Flood Re provides the availability and affordability of flood insurance for flood-prone homes. We have at Hiscox lots of computer systems which can cause artificial floods on a computer screen. You can see just how many homes in recent times have become flood-prone. This is due both to planning policy and to geographical and climate changes. Essentially, the bet has become too big to place with the private insurance market. There are many examples of catastrophe insurance around the world which have become too big for the private markets. Flood Re represents a singularly appealing way of getting around the problem.
As we have heard, the scheme is aimed at 500,000 out of the 25 million or so homes in Britain, so quite a large number of homes are involved in it. On review, I feel that it is simple, secure and sensible. Will the Minister confirm something slightly different in terms of the review process, which is that it is the intention of the Government, particularly in the early years, to review progress of Flood Re and, if necessary, tweak matters to optimise the scheme?
My Lords, I am grateful to my noble friend the Minister for explaining the regulations. I welcome the fact that the Government are not only putting in place a system that addresses both the availability and affordability of flood insurance—the statement of principles did not do this—but delivering significant levels of investment in flood defences through their historic six-year capital settlement. They are therefore tackling the problem of flooding at both ends, providing homeowners and communities with greater certainty in the years to come.
Protecting people from the emotional and financial hardship caused by flood damage is extremely important. After years of negotiation and with Flood Re now established, we are moving towards making this a reality and protecting people from spiralling insurance premiums. The benefits will be targeted at lower-income households to promote affordability for those least able to pay. Excesses, which can often be in thousands of pounds, will be limited to £250.

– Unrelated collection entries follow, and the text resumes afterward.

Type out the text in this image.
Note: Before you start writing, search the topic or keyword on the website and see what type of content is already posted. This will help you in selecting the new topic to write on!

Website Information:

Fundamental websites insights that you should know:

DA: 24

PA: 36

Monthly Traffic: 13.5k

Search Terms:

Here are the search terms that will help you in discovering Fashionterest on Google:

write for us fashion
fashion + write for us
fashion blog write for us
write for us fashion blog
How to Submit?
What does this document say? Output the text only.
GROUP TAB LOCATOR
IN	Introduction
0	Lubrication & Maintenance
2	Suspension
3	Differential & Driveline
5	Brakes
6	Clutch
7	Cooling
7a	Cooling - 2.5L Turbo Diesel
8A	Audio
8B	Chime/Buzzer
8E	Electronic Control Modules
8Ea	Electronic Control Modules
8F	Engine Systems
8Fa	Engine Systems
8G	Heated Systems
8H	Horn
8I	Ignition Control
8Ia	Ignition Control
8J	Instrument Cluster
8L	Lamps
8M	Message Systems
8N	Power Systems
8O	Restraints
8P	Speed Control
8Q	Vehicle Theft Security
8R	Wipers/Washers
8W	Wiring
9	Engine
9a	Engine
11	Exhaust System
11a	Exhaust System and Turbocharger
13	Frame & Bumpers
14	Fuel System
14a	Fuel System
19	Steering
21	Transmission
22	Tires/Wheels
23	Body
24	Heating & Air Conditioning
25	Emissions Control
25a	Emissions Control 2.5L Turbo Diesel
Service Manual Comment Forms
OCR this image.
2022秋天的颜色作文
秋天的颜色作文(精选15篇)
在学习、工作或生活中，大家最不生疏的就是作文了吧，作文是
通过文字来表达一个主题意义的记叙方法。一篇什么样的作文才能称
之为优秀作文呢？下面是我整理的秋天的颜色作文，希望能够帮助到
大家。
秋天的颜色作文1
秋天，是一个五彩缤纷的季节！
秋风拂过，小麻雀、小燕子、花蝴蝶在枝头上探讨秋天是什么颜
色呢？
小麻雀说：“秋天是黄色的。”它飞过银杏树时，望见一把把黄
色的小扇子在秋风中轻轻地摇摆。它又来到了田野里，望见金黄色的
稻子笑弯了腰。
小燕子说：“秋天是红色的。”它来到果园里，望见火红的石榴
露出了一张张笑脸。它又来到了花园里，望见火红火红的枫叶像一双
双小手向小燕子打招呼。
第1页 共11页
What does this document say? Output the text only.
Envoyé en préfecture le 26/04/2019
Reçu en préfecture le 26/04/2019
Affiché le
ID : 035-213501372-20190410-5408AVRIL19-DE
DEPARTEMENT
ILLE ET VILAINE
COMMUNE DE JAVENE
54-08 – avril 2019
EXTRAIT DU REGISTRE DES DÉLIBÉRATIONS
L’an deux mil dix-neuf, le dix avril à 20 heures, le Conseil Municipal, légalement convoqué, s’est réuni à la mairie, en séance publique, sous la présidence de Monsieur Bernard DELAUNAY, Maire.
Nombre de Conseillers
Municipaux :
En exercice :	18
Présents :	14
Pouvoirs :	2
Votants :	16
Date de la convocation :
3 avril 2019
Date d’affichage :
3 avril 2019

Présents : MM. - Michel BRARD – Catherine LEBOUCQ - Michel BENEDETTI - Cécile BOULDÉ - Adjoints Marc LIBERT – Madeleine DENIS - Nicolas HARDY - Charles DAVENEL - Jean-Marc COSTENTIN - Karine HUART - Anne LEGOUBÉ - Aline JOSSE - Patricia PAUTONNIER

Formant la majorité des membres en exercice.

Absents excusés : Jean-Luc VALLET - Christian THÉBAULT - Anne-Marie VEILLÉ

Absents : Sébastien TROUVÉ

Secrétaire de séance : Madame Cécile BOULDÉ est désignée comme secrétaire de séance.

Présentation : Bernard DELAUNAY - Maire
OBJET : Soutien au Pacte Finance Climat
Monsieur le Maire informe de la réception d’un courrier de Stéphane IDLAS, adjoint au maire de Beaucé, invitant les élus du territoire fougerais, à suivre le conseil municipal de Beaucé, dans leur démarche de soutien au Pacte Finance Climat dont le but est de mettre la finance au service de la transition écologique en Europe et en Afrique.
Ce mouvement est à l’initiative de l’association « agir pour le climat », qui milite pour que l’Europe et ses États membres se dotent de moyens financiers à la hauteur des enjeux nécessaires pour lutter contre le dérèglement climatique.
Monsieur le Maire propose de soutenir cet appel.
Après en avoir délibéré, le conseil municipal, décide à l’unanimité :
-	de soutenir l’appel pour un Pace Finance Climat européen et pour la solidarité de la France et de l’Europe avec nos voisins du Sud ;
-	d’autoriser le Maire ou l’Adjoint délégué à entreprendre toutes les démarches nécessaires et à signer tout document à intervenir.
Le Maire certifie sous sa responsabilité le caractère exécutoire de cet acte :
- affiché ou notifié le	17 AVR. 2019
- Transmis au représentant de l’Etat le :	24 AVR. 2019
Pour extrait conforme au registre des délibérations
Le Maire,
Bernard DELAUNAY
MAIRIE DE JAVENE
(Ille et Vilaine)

The country is investing in flood protection at record levels, with an unprecedented six-year commitment of £2.3 billion following £3.2 billion of spending during the last Parliament. This will see 1,500 flood defence schemes constructed, improve protection for an additional 300,000 homes and reduce overall flood risk by 5%.
Although I have no doubt that the noble Baroness, Lady Jones, will have some questions, because that is her role, I am pleased that the large number of antagonists who faced me from all sorts of angles during the passage of the Bill are, as evidenced by their absence today, apparently satisfied.